When you research into one of those activities, you are bound to see new words or terms that you don’t understand. Research into those and just keep repeating it to learn as much as you can. YouTube is really helpful as well to see how things work.

STEP 5 – Do the work

Media / Scriptwriter

  • Pitch ideas
  • Research content
    • LEARN how a spaceship might work
  • Write scripts
    • LEARN how to write a script
    • WRITE a script
  • Check for continuity
    • LEARN what is continuity

Applied Science / Pharmacist

  • Provide safe drug use education
    • LEARN what is drug use education
  • Design drug manufacturing process
    • LEARN what is drug manufacturing process
  • Check prescription for accurate dosage
    • LEARN what happens when wrong dosage is given

Social Science / Psychologist

  • Treat mental illnesses with cognitive behavioural therapy
    • LEARN what is cognitive behavioural therapy
    • LEARN what are other types of therapy
  • Perform WISC Test as part of Learning Disability diagnosis
    • LEARN what is WISC Test
    • LEARN what are the types of Learning Disabilities

Education / Preschool Teacher

  • Design lesson plans with appropriate teaching outcomes
    • LEARN how a lesson plan looks like
  • Ensure play area safety and hygiene
    • LEARN what are preschool safety standards
  • Track student’s developmental progress
    • LEARN what a student’s developmental progress is
  • TEACH my nephew how to sing a song

STEP 6 – What did you enjoy?

Once you have done the work, you will have a much better idea of what you are more interested in than others. If you realise that you are interested in none of them, then move down your list and try other things.

You might be lucky and discover something you are really passionate about. But what’s more likely to happen is that something will catch your attention. It is not excitement or an overwhelming emotion that compels you to take action, it’s probably just a “that’s kinda cool”. In that situation, you will naturally want to dig deeper and learn more about it.

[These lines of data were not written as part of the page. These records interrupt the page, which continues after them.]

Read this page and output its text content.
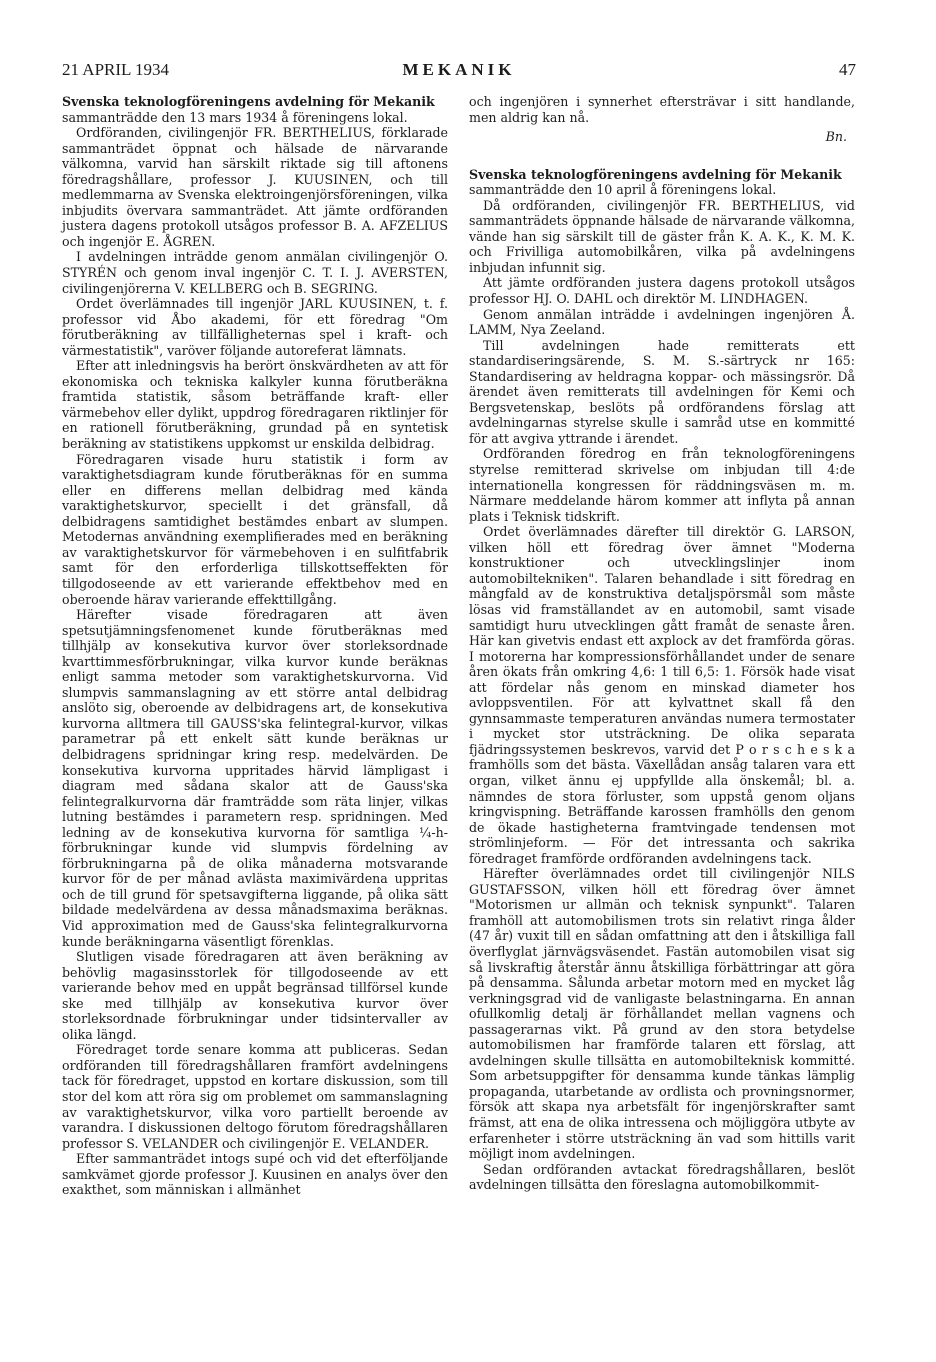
21 APRIL 1934	MEKANIK	47

Svenska teknologföreningens avdelning för Mekanik
sammanträdde den 13 mars 1934 å föreningens lokal.

Ordföranden, civilingenjör FR. BERTHELIUS, förklarade sammanträdet öppnat och hälsade de närvarande välkomna, varvid han särskilt riktade sig till aftonens föredragshållare, professor J. KUUSINEN, och till medlemmarna av Svenska elektroingenjörsföreningen, vilka inbjudits övervara sammanträdet. Att jämte ordföranden justera dagens protokoll utsågos professor B. A. AFZELIUS och ingenjör E. ÅGREN.

I avdelningen inträdde genom anmälan civilingenjör O. STYRÉN och genom inval ingenjör C. T. I. J. AVERSTEN, civilingenjörerna V. KELLBERG och B. SEGRING.

Ordet överlämnades till ingenjör JARL KUUSINEN, t. f. professor vid Åbo akademi, för ett föredrag "Om förutberäkning av tillfälligheternas spel i kraft- och värmestatistik", varöver följande autoreferat lämnats.

Efter att inledningsvis ha berört önskvärdheten av att för ekonomiska och tekniska kalkyler kunna förutberäkna framtida statistik, såsom beträffande kraft- eller värmebehov eller dylikt, uppdrog föredragaren riktlinjer för en rationell förutberäkning, grundad på en syntetisk beräkning av statistikens uppkomst ur enskilda delbidrag.

Föredragaren visade huru statistik i form av varaktighetsdiagram kunde förutberäknas för en summa eller en differens mellan delbidrag med kända varaktighetskurvor, speciellt i det gränsfall, då delbidragens samtidighet bestämdes enbart av slumpen. Metodernas användning exemplifierades med en beräkning av varaktighetskurvor för värmebehoven i en sulfitfabrik samt för den erforderliga tillskottseffekten för tillgodoseende av ett varierande effektbehov med en oberoende härav varierande effekttillgång.

Härefter visade föredragaren att även spetsutjämningsfenomenet kunde förutberäknas med tillhjälp av konsekutiva kurvor över storleksordnade kvarttimmesförbrukningar, vilka kurvor kunde beräknas enligt samma metoder som varaktighetskurvorna. Vid slumpvis sammanslagning av ett större antal delbidrag anslöto sig, oberoende av delbidragens art, de konsekutiva kurvorna alltmera till GAUSS'ska felintegral-kurvor, vilkas parametrar på ett enkelt sätt kunde beräknas ur delbidragens spridningar kring resp. medelvärden. De konsekutiva kurvorna uppritades härvid lämpligast i diagram med sådana skalor att de Gauss'ska felintegralkurvorna där framträdde som räta linjer, vilkas lutning bestämdes i parametern resp. spridningen. Med ledning av de konsekutiva kurvorna för samtliga ¼-h-förbrukningar kunde vid slumpvis fördelning av förbrukningarna på de olika månaderna motsvarande kurvor för de per månad avlästa maximivärdena uppritas och de till grund för spetsavgifterna liggande, på olika sätt bildade medelvärdena av dessa månadsmaxima beräknas. Vid approximation med de Gauss'ska felintegralkurvorna kunde beräkningarna väsentligt förenklas.

Slutligen visade föredragaren att även beräkning av behövlig magasinsstorlek för tillgodoseende av ett varierande behov med en uppåt begränsad tillförsel kunde ske med tillhjälp av konsekutiva kurvor över storleksordnade förbrukningar under tidsintervaller av olika längd.

Föredraget torde senare komma att publiceras. Sedan ordföranden till föredragshållaren framfört avdelningens tack för föredraget, uppstod en kortare diskussion, som till stor del kom att röra sig om problemet om sammanslagning av varaktighetskurvor, vilka voro partiellt beroende av varandra. I diskussionen deltogo förutom föredragshållaren professor S. VELANDER och civilingenjör E. VELANDER.

Efter sammanträdet intogs supé och vid det efterföljande samkvämet gjorde professor J. Kuusinen en analys över den exakthet, som människan i allmänhet

och ingenjören i synnerhet eftersträvar i sitt handlande, men aldrig kan nå.

Bn.

Svenska teknologföreningens avdelning för Mekanik
sammanträdde den 10 april å föreningens lokal.

Då ordföranden, civilingenjör FR. BERTHELIUS, vid sammanträdets öppnande hälsade de närvarande välkomna, vände han sig särskilt till de gäster från K. A. K., K. M. K. och Frivilliga automobilkåren, vilka på avdelningens inbjudan infunnit sig.

Att jämte ordföranden justera dagens protokoll utsågos professor HJ. O. DAHL och direktör M. LINDHAGEN.

Genom anmälan inträdde i avdelningen ingenjören Å. LAMM, Nya Zeeland.

Till avdelningen hade remitterats ett standardiseringsärende, S. M. S.-särtryck nr 165: Standardisering av heldragna koppar- och mässingsrör. Då ärendet även remitterats till avdelningen för Kemi och Bergsvetenskap, beslöts på ordförandens förslag att avdelningarnas styrelse skulle i samråd utse en kommitté för att avgiva yttrande i ärendet.

Ordföranden föredrog en från teknologföreningens styrelse remitterad skrivelse om inbjudan till 4:de internationella kongressen för räddningsväsen m. m. Närmare meddelande härom kommer att inflyta på annan plats i Teknisk tidskrift.

Ordet överlämnades därefter till direktör G. LARSON, vilken höll ett föredrag över ämnet "Moderna konstruktioner och utvecklingslinjer inom automobiltekniken". Talaren behandlade i sitt föredrag en mångfald av de konstruktiva detaljspörsmål som måste lösas vid framställandet av en automobil, samt visade samtidigt huru utvecklingen gått framåt de senaste åren. Här kan givetvis endast ett axplock av det framförda göras. I motorerna har kompressionsförhållandet under de senare åren ökats från omkring 4,6: 1 till 6,5: 1. Försök hade visat att fördelar nås genom en minskad diameter hos avloppsventilen. För att kylvattnet skall få den gynnsammaste temperaturen användas numera termostater i mycket stor utsträckning. De olika separata fjädringssystemen beskrevos, varvid det P o r s c h e s k a framhölls som det bästa. Växellådan ansåg talaren vara ett organ, vilket ännu ej uppfyllde alla önskemål; bl. a. nämndes de stora förluster, som uppstå genom oljans kringvispning. Beträffande karossen framhölls den genom de ökade hastigheterna framtvingade tendensen mot strömlinjeform. — För det intressanta och sakrika föredraget framförde ordföranden avdelningens tack.

Härefter överlämnades ordet till civilingenjör NILS GUSTAFSSON, vilken höll ett föredrag över ämnet "Motorismen ur allmän och teknisk synpunkt". Talaren framhöll att automobilismen trots sin relativt ringa ålder (47 år) vuxit till en sådan omfattning att den i åtskilliga fall överflyglat järnvägsväsendet. Fastän automobilen visat sig så livskraftig återstår ännu åtskilliga förbättringar att göra på densamma. Sålunda arbetar motorn med en mycket låg verkningsgrad vid de vanligaste belastningarna. En annan ofullkomlig detalj är förhållandet mellan vagnens och passagerarnas vikt. På grund av den stora betydelse automobilismen har framförde talaren ett förslag, att avdelningen skulle tillsätta en automobilteknisk kommitté. Som arbetsuppgifter för densamma kunde tänkas lämplig propaganda, utarbetande av ordlista och provningsnormer, försök att skapa nya arbetsfält för ingenjörskrafter samt främst, att ena de olika intressena och möjliggöra utbyte av erfarenheter i större utsträckning än vad som hittills varit möjligt inom avdelningen.

Sedan ordföranden avtackat föredragshållaren, beslöt avdelningen tillsätta den föreslagna automobilkommit-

And that is how people discover their passions. They found something that interest them. They tried it and they liked what they experience. And so they kept digging and digging no matter what the people around them said.


Worst case scenario, you really found nothing that interest you. Not even the slightest bit.

Well, in this situation you are still much better off than before.

You have a wealth of knowledge now about the different industries and careers. If we are really in a worst case scenario and you had to pick from a pool of bad choices, then at least you will be able to choose the one that you dislike the least. Or you could choose to throw the dice into a smaller pool that exclude the ones you already excluded through this exercise.

I tell my students to do as much as they can to learn about the future courses that they are aiming for. If they tell me that they don’t have the time to do it, then I will teach them how to find time. If you don’t have connections then ask around, be it your family or your teachers, and someone else might have it. No harm asking.

I had a student who wanted to work in the Arts Business Industry, so I arranged a field trip through the school and brought a small group of students to a Japanese art gallery where a friend of mine worked at. They got to meet my friend who then introduced them to the rest of the team at the gallery. And through that experience, they got to learn things that they wouldn’t have discovered from just reading online or asking their seniors. All because that one student of mine decided to ask if I knew anyone.

Finding a course that you like and are motivated to do well in is really important. It is thousands of dollars of your parents or your own hard-earned money, and it is going to be several years of your life.

What I shared here will not guarantee that you find the dream job for the rest of your life, but it will at least give you a solid starting ground.